On occasion, a book takes an age-old concept and manages to put a fascinating, original spin on it. The Ferryman Institute is such a book, dealing with the concept of what happens after we die and “cross over.” Colin Gigl has created a world of Ferrymen, whose sole job it is to ensure that the souls of the recently departed cross over into whatever their particular afterlife looks like. In a few pages, Gigl manages to create a robust, fascinating world, complete with its own mythology and rules. Which is why it’s disappointing that it serves as background to a predictable plot.
The story focuses on Charlie Dawson, one of the titular Ferrymen from the Ferryman Institute. For the past 200 years, he has has been ferrying souls of the recently departed to their afterlives, and he is renowned as being one of the only Ferrymen to have never lost a soul. In Gigl’s world, when souls refuse to cross over, they become wandering spirits, slowly losing all form of self and memory and instead degenerating into a wisp of angry energy. It’s a fascinating concept which is woefully unexplored through the narrative, but more on that, later.

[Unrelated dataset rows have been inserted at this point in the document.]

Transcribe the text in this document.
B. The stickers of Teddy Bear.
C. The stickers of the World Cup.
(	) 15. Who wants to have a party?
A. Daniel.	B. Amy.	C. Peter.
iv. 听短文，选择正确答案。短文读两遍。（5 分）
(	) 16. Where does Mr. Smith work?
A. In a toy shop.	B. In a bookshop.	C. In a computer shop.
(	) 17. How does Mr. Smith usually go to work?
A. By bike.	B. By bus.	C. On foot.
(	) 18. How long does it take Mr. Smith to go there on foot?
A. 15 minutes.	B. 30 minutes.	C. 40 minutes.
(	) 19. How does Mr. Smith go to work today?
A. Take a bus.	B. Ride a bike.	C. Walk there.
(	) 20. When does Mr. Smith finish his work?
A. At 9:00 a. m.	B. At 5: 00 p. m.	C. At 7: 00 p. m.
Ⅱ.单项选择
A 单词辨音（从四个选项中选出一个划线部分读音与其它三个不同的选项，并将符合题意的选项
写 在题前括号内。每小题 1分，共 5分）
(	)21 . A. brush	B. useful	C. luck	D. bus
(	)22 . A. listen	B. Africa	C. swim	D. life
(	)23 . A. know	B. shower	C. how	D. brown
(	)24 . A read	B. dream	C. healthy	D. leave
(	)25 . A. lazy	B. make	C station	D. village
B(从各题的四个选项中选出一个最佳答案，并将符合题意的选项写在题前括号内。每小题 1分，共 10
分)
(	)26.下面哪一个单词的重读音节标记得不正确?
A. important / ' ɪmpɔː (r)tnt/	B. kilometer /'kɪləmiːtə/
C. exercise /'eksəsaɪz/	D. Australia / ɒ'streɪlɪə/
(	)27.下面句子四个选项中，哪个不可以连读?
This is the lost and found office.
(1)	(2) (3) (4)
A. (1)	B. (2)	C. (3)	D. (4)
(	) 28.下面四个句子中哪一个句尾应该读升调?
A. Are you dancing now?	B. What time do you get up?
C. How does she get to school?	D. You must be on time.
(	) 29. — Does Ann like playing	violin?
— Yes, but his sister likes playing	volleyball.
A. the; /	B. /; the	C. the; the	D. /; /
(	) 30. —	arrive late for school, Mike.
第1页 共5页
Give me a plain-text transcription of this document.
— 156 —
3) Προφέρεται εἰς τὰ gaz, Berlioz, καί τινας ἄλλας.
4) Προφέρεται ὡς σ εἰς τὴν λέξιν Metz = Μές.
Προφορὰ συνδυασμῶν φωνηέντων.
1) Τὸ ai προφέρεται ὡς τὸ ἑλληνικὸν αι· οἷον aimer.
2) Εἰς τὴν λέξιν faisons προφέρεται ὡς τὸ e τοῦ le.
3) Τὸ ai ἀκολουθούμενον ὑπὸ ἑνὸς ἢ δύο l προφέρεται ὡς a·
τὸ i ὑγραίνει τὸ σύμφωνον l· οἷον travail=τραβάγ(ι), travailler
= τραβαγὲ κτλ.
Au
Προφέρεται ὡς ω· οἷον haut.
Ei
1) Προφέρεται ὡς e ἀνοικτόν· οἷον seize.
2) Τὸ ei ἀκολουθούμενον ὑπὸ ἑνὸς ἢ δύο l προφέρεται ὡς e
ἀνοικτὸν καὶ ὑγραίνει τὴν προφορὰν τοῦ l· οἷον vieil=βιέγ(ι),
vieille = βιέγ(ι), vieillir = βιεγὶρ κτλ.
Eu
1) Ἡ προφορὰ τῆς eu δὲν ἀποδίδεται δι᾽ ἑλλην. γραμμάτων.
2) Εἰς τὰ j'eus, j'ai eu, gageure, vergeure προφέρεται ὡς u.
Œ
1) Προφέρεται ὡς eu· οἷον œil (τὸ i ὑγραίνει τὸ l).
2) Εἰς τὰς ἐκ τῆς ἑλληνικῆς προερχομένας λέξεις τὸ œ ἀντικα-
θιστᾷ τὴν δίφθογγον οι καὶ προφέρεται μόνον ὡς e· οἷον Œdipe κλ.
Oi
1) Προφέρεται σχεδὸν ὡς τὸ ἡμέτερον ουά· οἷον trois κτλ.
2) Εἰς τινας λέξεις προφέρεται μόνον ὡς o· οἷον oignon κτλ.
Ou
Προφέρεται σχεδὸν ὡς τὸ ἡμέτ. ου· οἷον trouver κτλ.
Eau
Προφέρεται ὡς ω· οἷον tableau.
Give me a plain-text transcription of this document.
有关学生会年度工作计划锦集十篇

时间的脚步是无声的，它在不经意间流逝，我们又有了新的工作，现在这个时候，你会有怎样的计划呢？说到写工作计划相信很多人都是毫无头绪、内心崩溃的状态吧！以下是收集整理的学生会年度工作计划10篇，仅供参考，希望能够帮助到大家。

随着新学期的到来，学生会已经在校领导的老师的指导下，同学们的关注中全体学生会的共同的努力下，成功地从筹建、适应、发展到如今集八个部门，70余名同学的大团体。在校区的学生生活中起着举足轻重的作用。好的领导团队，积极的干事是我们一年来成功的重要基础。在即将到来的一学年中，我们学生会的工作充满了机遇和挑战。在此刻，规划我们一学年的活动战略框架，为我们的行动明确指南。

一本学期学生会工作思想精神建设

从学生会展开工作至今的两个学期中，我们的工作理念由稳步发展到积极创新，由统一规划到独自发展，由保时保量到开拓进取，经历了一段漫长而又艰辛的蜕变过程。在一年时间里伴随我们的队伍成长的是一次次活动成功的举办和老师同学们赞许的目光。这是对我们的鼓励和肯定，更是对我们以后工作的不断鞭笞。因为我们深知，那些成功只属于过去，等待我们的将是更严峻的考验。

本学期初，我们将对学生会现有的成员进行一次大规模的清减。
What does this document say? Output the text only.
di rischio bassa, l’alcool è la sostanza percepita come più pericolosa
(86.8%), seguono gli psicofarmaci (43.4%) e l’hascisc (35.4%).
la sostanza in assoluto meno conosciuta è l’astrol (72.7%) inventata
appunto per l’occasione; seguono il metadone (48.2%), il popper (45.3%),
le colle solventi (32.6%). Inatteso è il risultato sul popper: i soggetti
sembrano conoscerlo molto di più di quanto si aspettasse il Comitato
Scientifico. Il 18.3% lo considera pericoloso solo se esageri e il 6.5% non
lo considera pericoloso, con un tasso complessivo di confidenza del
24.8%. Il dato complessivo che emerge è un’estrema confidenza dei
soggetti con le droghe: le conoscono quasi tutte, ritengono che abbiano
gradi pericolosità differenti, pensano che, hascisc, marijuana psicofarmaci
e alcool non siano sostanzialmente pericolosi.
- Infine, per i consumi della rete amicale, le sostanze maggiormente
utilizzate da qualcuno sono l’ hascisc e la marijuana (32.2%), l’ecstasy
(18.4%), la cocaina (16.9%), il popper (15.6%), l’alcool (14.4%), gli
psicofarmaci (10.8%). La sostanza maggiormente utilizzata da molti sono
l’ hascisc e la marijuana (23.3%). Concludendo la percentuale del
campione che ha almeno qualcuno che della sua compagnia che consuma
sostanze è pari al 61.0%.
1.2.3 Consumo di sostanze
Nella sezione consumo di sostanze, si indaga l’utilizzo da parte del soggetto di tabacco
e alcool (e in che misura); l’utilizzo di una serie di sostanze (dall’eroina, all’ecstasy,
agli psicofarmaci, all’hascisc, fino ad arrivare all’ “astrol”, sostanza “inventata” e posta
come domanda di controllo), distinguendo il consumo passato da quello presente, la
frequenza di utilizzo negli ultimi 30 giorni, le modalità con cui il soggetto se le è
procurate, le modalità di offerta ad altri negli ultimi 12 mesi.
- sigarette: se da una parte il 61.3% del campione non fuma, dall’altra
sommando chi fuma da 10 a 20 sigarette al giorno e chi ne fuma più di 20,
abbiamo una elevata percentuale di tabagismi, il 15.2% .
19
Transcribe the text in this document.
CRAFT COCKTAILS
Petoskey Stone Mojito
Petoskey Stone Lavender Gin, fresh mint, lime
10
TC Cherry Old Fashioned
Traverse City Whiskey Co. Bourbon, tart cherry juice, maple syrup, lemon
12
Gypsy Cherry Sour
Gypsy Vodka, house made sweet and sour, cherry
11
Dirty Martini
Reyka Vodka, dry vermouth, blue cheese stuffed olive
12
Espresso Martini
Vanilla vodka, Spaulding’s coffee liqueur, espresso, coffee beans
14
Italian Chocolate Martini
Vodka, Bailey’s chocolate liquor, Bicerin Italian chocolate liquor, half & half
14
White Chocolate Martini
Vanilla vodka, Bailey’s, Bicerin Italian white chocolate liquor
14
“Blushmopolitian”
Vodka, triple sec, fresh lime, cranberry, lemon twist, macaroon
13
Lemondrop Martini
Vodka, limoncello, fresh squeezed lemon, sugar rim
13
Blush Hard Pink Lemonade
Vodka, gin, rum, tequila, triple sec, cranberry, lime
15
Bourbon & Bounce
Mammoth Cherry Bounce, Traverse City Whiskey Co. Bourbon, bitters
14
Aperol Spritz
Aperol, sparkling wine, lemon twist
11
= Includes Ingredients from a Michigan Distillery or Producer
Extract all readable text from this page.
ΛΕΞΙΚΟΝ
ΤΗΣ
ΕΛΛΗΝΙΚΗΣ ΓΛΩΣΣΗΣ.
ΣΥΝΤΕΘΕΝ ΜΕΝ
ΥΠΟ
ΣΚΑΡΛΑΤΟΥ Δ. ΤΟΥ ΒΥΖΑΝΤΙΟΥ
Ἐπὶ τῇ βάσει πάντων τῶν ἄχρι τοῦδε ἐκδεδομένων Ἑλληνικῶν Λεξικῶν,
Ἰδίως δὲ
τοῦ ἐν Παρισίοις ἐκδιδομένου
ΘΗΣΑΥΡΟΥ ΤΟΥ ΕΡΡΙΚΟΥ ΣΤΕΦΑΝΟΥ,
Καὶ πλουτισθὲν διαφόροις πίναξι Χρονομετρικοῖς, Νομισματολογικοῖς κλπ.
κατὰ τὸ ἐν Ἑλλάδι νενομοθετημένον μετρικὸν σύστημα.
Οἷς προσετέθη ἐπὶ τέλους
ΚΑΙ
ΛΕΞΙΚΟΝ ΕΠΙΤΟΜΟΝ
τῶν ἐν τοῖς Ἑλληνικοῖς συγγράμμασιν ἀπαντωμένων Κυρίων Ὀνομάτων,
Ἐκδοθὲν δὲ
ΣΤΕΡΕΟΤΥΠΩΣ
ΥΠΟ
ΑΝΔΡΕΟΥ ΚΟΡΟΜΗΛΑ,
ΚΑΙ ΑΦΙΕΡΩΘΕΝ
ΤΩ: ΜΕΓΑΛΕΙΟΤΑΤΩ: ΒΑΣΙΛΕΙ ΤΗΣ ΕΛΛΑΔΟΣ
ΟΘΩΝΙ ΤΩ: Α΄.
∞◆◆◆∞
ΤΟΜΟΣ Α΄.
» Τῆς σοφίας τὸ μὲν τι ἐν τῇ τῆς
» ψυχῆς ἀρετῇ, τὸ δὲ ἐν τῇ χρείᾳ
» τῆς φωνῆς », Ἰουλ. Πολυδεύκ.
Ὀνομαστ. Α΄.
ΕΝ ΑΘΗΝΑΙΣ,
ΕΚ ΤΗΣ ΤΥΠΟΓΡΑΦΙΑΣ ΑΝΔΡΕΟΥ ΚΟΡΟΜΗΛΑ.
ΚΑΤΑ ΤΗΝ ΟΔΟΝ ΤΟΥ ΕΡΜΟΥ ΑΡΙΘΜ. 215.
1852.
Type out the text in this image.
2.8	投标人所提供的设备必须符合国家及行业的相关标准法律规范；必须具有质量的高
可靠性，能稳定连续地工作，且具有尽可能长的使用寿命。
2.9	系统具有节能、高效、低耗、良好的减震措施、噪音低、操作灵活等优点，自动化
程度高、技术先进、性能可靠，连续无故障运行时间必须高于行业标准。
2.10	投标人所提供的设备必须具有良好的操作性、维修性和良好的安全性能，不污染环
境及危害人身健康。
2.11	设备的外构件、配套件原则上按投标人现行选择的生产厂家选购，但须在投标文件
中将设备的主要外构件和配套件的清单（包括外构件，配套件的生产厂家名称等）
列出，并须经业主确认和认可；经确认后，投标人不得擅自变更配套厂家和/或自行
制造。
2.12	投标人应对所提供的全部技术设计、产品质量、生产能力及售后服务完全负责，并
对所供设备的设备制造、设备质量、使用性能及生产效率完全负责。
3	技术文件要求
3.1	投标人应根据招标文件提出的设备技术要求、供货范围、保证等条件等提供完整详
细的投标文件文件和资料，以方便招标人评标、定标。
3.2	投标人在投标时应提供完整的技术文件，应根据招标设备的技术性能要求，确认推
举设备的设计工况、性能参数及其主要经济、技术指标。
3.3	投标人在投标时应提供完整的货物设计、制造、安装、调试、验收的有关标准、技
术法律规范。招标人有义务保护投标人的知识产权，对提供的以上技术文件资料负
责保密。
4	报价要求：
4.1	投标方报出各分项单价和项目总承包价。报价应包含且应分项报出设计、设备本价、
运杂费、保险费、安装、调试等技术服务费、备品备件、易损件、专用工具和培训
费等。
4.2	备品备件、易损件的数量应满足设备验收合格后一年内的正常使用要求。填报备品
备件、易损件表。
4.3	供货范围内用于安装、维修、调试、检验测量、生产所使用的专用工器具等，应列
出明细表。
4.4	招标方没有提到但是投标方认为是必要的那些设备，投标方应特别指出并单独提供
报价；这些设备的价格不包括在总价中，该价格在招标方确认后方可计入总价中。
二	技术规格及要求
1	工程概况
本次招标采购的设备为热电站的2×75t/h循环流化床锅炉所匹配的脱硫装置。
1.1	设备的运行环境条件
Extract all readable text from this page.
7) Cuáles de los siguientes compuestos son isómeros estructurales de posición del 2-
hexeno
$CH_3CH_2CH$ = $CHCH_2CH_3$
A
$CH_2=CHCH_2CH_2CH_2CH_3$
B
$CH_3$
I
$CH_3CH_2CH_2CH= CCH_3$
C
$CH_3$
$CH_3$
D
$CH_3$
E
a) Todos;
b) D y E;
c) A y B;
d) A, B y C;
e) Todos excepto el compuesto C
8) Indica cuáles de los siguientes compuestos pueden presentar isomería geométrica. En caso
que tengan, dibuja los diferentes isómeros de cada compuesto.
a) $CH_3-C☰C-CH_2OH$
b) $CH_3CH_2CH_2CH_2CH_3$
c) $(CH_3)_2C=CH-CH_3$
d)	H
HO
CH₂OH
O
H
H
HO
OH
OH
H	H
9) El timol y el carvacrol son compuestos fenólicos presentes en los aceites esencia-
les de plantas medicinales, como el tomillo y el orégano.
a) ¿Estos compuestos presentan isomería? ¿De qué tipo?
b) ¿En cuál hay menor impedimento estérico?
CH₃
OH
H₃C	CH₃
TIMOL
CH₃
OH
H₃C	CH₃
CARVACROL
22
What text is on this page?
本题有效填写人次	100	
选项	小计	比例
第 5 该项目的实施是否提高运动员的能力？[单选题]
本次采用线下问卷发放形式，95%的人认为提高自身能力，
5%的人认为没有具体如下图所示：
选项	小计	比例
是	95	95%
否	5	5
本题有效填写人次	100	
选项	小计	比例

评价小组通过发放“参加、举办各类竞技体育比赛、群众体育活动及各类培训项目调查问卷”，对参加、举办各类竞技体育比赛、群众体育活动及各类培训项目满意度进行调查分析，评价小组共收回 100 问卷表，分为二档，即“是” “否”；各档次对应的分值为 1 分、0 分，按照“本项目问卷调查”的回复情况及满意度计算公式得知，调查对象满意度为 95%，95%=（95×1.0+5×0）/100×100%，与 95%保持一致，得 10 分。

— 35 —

Charlie is not only tired of his job, he has been for quite some time. In fact, it’s implied early on that Charlie has never enjoyed his immortality or his duty. He quickly turns from being an interesting character to being a well-trod version of the smart aleck rebel, always testing the rules and limitations of his position. This could, potentially, be intriguing if he didn’t feel like such a stereotype. Everything he says is an attempt at a “witty” one-liner, and while some of them work, most fall flat.
After 200 years, Charlie is finally offered a choice to save a person: the depressed, down-on-her-luck Alice Spiegel, who serves as a strange manic-pixie dream girl stereotype. Strange because she never really leaves the depressed side of the manic character, yet she is constantly bandying about one-liners with Charlie. So very much of their dialog seems an attempt to out-clever one another, and if that sounds tiresome, it totally is. But not nearly as tiresome as Alice’s constant moping and self-loathing. Her character throws herself around the room more than Wolverine (yes, from X-men), meaning she quickly crosses over from sympathetic to whiny.
Once Charlie and Alice pair up, the story changes from something unique and interesting, and descends into a weird combination of a supernatural romance and a buddy action story. The problem here is that Gigl never seems to commit to one genre or the other. The story might have been better had it leaned into either one, but instead we’re left with a romance that is never fully romantic, and an action story that never reaches a true peak, nor does it ever feel like the stakes are truly high or dangerous.
Charlie himself cannot be killed. As the mustache-twirling antagonist, Javrouche, ever dogs Charlie, the greatest thing he can punish him with is a form of torturous purgatory. While that doesn’t sound like much fun, it’s also not much of a dire strait for him, either. Unfortunately, while Alice can be killed, considering she starts the story attempting to commit suicide, this never feels like much of a consequence, either. In fact, rather early on, it might be a welcome gift from the author.
As an antagonist, Javrouche is a comical caricature. His evilness oozes off him from his initial reveal, and when his tragic backstory unfolds, it’s not only predictable, it’s groan-worthy. He’s one step removed from Snidely Whiplash, which does him no favors. His most egregious sin, though, is that he reveals plot twists and turns — unknowingly — far too early. The central “mystery” (I’m not sure it’s fair to call it a mystery, but that’s the closest, applicable terminology) is easily unraveled, at the midway point in the novel, entirely through Javrouche’s dialog. It plays on our knowledge of established tropes and pitfalls, making him both Charlie’s and the reader’s worst enemy. He achieves spoiler, boss level.
Having said all of that, you might be surprised when I say the book isn’t all bad. Despite one character’s true identity being woefully predictable early on, that character remains a charming bright spot throughout the narrative. Some of the dialog is, on occasion, rather clever and funny, and the premise does carry the weaker spots through very nicely. The action scenes, while somewhat trite, are also capably executed. A chase might not have any real sense of consequence, but the chase itself is quite competent.
On one hand, I want to admonish Gigl for never fully fleshing out or exploring some of his world’s mythos — namely the ghost mechanic — but on the other, it’s clear he knows his limitations. I’ve read so many books that are ultimately weighed down by, and unnecessarily burdened by, over-explanation. A concept is only as good as its explanation, and Gigl allows the reader to infer a lot of the explanation on their own, which is both good and bad. In some respects, it’s akin to Looper’s time travel explanation, in which Bruce Willis essentially tells the audience, “Don’t worry about it, just go with it.” Much of Gigl’s world seems to carry this and while it’s a little disappointing, it also kind of works.
The Ferryman Institute isn’t a bad book, it’s just very mediocre, which is a shame given its outstanding premise. What could have been an enjoyable trip through post-death life devolves into a supernatural action/romance, plagued by poor dialog and uninteresting characters.